A declassified CIA inspector general’s report released to the Senators on Thursday revealed that agency officers improperly accessed Senate computers, read emails of Senate committee staff, and tried to hide their actions from agency investigators.

From the Los Angeles Times:

In a statement issued by the agency, a CIA spokesman said Director John Brennan had apologized to Senate Intelligence Committee chair Sen. Dianne Feinstein (D-Calif.) and other committee leaders for the computer search.

The spokesman said the agency’s inspector general had found evidence that CIA officers’ actions were “inconsistent with the common understanding” between the agency and committee.

“The director is committed to correcting any shortcomings related to this matter,” CIA spokesman Dean Boyd said Thursday.

The CIA has set up an accountability board, led by former Indiana Sen. Evan Bayh, to review the inspector general’s findings and recommend disciplinary actions, if necessary, Boyd said.

Feinstein raised eyebrows in March when she made the original snooping allegations against the CIA during a speech on the Senate floor.

It turns out she was right and Brennan had to eat crow today.

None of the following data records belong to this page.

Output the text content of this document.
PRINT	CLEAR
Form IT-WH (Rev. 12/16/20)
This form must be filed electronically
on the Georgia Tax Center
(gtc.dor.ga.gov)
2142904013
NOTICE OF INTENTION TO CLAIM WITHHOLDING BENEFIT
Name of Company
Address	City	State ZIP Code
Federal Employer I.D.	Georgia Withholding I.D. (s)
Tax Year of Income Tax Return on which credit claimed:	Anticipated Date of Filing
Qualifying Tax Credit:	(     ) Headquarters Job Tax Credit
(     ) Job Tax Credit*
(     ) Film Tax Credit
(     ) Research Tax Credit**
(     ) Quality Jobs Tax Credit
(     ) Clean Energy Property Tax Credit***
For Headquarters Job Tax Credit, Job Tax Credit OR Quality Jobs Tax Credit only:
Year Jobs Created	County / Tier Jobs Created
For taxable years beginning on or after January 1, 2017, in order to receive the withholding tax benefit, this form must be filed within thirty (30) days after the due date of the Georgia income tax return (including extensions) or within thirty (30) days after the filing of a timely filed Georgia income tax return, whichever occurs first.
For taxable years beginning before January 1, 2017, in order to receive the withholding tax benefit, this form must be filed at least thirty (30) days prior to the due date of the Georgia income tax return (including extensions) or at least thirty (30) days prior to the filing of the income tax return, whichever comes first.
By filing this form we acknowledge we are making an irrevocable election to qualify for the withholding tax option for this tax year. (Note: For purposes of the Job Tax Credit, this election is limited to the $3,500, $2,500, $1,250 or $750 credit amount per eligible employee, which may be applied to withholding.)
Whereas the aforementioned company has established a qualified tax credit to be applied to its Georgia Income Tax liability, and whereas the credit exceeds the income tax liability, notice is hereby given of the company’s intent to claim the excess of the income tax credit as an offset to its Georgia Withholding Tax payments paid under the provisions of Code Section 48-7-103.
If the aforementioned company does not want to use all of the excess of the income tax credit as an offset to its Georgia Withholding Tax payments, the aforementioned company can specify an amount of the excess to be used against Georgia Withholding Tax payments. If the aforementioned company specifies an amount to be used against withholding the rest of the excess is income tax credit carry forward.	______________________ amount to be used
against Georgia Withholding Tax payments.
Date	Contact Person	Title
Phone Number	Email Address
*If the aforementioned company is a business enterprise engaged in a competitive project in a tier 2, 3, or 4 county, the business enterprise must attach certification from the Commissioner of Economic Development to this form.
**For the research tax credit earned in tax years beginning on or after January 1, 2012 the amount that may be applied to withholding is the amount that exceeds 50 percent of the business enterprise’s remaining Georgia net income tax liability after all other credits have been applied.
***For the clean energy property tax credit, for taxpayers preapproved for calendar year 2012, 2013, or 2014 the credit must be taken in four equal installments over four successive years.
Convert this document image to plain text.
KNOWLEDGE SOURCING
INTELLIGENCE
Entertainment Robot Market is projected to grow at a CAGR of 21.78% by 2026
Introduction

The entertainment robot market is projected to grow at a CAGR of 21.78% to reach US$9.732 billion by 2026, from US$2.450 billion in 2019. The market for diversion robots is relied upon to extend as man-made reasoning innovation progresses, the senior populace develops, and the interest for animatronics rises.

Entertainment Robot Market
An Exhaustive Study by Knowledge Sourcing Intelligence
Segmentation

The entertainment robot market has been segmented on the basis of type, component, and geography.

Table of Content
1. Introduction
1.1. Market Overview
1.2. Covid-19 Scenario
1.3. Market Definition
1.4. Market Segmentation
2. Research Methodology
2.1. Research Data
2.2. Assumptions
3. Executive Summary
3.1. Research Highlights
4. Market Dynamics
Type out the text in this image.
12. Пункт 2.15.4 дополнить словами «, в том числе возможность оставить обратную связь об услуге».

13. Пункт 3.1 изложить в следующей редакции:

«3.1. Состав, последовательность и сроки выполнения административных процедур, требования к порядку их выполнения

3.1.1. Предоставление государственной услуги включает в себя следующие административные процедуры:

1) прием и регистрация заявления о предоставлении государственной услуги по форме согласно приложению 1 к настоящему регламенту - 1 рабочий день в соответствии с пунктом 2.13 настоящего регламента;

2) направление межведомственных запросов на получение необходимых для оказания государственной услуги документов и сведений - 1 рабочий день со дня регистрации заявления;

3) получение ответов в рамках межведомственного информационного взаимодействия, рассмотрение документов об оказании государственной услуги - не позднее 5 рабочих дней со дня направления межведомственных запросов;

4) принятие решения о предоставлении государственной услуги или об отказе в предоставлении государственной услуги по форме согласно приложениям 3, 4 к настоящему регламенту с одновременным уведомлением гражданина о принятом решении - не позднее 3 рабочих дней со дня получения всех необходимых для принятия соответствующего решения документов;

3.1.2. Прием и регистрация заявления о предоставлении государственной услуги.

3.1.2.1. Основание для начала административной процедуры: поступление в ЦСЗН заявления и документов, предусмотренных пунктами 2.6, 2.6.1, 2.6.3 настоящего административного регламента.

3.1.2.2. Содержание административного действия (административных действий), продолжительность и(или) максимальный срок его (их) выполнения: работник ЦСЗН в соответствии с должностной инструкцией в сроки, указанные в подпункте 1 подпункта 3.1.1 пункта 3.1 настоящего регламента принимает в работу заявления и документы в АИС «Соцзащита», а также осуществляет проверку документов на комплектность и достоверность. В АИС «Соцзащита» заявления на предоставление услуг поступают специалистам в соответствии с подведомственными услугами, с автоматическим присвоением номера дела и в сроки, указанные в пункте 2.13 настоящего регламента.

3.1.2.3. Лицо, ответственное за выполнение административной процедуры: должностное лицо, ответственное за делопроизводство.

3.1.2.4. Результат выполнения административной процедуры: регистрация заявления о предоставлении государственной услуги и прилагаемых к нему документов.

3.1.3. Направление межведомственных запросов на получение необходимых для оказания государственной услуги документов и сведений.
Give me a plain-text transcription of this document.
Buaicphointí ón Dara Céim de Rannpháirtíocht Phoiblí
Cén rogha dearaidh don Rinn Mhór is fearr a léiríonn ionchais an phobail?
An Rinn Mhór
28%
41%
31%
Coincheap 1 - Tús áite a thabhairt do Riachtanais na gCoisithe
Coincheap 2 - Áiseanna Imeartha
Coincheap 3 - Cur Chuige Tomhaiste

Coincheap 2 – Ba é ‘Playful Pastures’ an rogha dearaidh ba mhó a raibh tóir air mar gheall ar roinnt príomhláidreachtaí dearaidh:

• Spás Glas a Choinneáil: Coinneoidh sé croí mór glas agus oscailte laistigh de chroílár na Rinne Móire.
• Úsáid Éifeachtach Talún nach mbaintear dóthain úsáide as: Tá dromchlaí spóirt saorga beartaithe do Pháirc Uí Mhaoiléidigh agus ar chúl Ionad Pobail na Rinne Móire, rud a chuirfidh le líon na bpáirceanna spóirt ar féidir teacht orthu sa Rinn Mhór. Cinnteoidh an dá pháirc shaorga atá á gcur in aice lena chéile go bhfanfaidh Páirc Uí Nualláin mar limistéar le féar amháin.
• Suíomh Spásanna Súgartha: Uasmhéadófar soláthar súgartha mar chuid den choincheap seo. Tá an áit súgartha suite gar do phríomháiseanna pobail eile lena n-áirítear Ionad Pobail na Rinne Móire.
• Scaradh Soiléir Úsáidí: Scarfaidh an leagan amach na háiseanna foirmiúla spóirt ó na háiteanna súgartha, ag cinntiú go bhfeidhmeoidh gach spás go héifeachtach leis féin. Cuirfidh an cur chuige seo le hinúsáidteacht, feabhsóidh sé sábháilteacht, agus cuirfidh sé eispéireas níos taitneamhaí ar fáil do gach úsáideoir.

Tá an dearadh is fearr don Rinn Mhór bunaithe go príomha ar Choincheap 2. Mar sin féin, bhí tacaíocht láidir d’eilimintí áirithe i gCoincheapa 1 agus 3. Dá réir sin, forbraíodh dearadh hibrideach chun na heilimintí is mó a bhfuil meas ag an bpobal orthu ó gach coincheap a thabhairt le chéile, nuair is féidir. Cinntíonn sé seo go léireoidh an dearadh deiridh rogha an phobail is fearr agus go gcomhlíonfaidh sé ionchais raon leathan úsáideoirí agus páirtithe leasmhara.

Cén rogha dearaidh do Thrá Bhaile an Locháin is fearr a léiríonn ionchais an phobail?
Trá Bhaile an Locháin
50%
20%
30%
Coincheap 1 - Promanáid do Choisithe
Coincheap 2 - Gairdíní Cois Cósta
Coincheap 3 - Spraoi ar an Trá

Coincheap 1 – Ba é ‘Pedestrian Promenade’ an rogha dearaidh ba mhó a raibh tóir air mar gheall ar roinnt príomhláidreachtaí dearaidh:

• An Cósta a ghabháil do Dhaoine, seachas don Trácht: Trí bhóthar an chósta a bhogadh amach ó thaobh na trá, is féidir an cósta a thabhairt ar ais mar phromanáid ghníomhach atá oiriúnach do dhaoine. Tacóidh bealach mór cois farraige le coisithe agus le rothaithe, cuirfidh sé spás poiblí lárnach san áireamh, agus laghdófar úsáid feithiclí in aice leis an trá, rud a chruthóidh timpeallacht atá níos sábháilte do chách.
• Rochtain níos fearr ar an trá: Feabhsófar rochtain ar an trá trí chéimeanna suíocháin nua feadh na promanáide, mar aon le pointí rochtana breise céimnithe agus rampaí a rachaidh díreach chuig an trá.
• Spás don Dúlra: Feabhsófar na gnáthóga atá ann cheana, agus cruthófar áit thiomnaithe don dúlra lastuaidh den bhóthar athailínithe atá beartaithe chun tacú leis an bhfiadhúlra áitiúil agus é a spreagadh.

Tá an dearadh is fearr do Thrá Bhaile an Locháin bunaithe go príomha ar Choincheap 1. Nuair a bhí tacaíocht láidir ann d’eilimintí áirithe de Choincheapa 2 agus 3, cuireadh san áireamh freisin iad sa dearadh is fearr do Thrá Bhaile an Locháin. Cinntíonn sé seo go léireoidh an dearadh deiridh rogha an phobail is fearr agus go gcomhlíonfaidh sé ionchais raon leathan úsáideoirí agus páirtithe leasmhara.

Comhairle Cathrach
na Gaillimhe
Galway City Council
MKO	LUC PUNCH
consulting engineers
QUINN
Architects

The big question now is will Brennan remain as the head of the CIA. He has always been a controversial player in Washington, DC, and today’s revelations may be the beginning of his end.

The admission brings Brennan’s already rocky tenure at the head of the CIA under renewed question. One senator on the panel said he had lost confidence in the director, although the White House indicated its support for a man who has been one of Barack Obama’s most trusted security aides.

CIA spokesman Dean Boyd acknowledged that agency staff had improperly monitored the computers of committee staff members, who were using a network the agency had set up, called RDINet. “Some CIA employees acted in a manner inconsistent with the common understanding reached between [the committee] and the CIA in 2009 regarding access to the RDINet,” he said.

Asked if Brennan had or would offer his resignation, a different CIA spokesman, Ryan Trapani, replied: “No.”

Sen. Mark Udall (D-CO) who is in a tough re-election campaign this year wasted no time in calling on Brennan to step aside.

“From the unprecedented hacking of congressional staff computers and continued leaks undermining the Senate Intelligence Committee’s investigation of the CIA’s detention and interrogation program to his abject failure to acknowledge any wrongdoing by the agency, I have lost confidence in John Brennan,” Udall said in a statement.

One need only look to this piece at Salon to wonder if Brennan’s days are numbered. Brennan is deeply mistrusted by Obama’s progressive base and snooping on Senate staffers could be the last straw.